Mittlerweile bin ich mir zumindest sicher, dass die 3D-Technik in absehbarer Zeit auch in den meisten heimischen Wohnzimmern Einzug halten wird. Viele Sportereignisse – wie die WM – wurden bereits in der dritten Dimension ausgestrahlt. Kinofilme, wie Avatar, sind Kassenschlager und ich selbst fand ihn – zumindest aus technischer Sicht – genial. Die 3D-Features in aktuellen Games konnten mich jedoch bisher nicht wirklich überzeugen.

Ob ich wirklich ständig mit einer 3D-Brille vor dem Fernseher sitzen möchte?

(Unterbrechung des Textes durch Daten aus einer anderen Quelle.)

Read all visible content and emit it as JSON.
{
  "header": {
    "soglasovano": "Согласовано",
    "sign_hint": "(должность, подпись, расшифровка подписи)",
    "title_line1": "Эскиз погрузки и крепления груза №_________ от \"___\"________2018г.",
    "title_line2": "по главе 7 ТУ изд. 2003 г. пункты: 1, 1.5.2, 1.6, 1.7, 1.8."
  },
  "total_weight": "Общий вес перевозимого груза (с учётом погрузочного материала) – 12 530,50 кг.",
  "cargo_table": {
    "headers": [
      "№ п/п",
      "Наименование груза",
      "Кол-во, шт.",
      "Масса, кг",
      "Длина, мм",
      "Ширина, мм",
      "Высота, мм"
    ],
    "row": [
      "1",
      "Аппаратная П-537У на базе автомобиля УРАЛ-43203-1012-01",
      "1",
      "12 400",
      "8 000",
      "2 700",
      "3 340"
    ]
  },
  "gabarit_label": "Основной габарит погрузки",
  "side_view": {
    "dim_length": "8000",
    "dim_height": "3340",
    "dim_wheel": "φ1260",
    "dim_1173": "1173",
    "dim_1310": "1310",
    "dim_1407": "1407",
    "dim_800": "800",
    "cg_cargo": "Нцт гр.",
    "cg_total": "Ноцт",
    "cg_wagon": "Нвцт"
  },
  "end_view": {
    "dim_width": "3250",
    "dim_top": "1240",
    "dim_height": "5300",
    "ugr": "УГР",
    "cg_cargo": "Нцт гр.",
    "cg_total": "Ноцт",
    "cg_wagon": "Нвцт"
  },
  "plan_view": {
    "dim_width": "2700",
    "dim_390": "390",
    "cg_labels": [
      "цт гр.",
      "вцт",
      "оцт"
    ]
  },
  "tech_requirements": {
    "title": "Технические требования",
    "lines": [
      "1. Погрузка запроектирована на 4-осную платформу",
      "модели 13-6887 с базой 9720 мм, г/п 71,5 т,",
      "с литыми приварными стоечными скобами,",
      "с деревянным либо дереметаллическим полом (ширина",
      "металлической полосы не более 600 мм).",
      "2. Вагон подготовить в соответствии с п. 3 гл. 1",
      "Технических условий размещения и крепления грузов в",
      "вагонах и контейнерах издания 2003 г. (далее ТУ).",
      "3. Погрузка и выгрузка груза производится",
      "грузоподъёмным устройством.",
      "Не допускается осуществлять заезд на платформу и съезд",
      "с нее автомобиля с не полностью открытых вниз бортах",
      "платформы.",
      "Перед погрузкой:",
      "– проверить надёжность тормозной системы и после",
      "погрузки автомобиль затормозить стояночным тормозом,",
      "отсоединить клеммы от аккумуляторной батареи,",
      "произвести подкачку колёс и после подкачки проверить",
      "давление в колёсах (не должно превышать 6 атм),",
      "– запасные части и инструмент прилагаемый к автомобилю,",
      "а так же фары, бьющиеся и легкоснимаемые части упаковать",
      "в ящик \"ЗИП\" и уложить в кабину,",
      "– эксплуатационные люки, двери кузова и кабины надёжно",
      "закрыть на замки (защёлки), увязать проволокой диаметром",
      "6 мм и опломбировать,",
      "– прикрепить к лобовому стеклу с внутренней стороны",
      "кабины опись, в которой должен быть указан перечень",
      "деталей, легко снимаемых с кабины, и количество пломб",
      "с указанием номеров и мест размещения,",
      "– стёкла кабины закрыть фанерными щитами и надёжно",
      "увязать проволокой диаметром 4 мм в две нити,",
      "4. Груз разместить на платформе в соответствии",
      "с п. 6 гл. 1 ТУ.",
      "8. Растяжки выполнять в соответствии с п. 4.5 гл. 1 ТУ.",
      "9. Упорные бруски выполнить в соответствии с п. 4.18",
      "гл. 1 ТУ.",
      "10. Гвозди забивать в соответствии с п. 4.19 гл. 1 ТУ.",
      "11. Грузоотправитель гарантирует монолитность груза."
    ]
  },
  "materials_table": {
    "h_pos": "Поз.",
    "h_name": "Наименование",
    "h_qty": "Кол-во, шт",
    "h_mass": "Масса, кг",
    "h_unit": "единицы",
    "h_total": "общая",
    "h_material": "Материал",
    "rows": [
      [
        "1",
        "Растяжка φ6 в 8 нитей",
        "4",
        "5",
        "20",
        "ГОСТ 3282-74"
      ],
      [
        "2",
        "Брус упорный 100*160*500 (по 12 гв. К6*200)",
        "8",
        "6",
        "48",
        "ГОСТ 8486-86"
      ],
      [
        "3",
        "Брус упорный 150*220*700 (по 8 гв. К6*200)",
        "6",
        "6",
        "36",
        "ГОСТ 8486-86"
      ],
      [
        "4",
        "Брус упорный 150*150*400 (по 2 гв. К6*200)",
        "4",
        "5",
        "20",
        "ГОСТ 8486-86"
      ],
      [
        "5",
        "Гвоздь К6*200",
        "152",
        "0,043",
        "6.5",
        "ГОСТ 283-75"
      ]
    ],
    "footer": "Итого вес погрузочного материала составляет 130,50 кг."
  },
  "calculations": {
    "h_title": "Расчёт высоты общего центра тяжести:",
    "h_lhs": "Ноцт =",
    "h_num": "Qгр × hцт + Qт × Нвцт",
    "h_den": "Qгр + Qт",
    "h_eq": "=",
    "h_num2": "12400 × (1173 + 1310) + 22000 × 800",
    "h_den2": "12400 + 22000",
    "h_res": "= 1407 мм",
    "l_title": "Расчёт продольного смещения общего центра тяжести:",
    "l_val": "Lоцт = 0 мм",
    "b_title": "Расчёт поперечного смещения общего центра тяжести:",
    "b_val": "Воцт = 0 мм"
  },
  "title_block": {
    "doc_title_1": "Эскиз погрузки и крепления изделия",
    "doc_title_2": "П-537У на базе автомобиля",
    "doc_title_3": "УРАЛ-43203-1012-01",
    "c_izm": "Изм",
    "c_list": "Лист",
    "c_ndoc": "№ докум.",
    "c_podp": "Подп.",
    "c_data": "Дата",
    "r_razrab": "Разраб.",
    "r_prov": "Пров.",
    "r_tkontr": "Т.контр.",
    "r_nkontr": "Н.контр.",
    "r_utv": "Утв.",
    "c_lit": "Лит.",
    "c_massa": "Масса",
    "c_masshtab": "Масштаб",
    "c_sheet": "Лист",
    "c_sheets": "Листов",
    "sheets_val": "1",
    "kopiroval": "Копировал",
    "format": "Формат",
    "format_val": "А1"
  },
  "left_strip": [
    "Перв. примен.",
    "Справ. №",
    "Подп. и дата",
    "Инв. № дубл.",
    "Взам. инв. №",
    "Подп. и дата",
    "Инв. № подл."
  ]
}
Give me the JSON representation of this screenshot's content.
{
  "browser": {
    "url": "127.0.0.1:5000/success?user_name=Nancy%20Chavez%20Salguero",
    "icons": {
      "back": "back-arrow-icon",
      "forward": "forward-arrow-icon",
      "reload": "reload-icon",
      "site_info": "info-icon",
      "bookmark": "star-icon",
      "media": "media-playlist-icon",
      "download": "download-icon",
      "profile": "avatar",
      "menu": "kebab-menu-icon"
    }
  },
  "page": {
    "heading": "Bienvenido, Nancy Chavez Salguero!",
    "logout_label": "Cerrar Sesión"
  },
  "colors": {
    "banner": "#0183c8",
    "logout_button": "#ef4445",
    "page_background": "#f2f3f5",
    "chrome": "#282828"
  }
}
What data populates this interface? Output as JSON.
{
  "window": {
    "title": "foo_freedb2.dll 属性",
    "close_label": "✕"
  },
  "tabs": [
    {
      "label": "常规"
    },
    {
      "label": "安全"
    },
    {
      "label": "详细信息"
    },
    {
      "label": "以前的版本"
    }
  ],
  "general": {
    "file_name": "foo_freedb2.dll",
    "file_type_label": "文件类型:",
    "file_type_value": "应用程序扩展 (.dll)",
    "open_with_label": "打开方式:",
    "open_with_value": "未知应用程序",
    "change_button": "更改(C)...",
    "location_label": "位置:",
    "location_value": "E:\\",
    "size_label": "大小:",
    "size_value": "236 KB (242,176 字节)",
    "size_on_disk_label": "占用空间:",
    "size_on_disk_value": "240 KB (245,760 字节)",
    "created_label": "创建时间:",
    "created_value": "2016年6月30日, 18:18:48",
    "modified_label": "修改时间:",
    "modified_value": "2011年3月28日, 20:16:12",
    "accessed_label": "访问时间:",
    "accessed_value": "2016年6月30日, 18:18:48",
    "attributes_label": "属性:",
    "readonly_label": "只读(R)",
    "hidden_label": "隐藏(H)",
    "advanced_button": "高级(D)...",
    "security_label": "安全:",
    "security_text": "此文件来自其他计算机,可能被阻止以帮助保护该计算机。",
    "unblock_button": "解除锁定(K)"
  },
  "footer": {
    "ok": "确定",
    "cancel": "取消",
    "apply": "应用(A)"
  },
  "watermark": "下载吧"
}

Ich dachte die Frage mit einem klaren “Nein” beantworten zu können. Da man aber (fast) alles ausprobieren sollte, bevor man sich ein Urteil darüber machen kann, testete ich in einem Fachmarkt einen der neuen 3D-Fernseher mit der dazugehörigen Brille. Abgesehen davon, dass die Demo-DVD nicht annähernd an die Qualität einer Kinoproduktion – wie etwa Avatar – heranreichte, muss ich sagen, dass ich definitiv nie mit so einer Brille länger vor dem Fernseher sitzen möchte. Warum? Ganz einfach, weil es unbequem ist. Auf die Frage “Woher bekomme ich die Kohle?” habe ich leider immer noch keine Antwort.

3D kommt, ob wir wollen oder nicht, denn Kinobetreiber, Filmemacher und Fernsehhersteller sind sich einig und werden – zumindest eine gewisse Zeit – vom 3D-Boom profitieren. Wenigstens zieht es mich dadurch auch wieder öfter ins Kino, auch wenn ich auf eine 3D-Neuauflage von Titanic im Jahr 2012 gerne verzichten kann. Man sollte sich letzten Endes jedoch fragen, ob es wirklich ein Fortschritt ist, wenn sich Geschichte wiederholt!

Wir sehen uns, vielleicht sogar bald in 3D!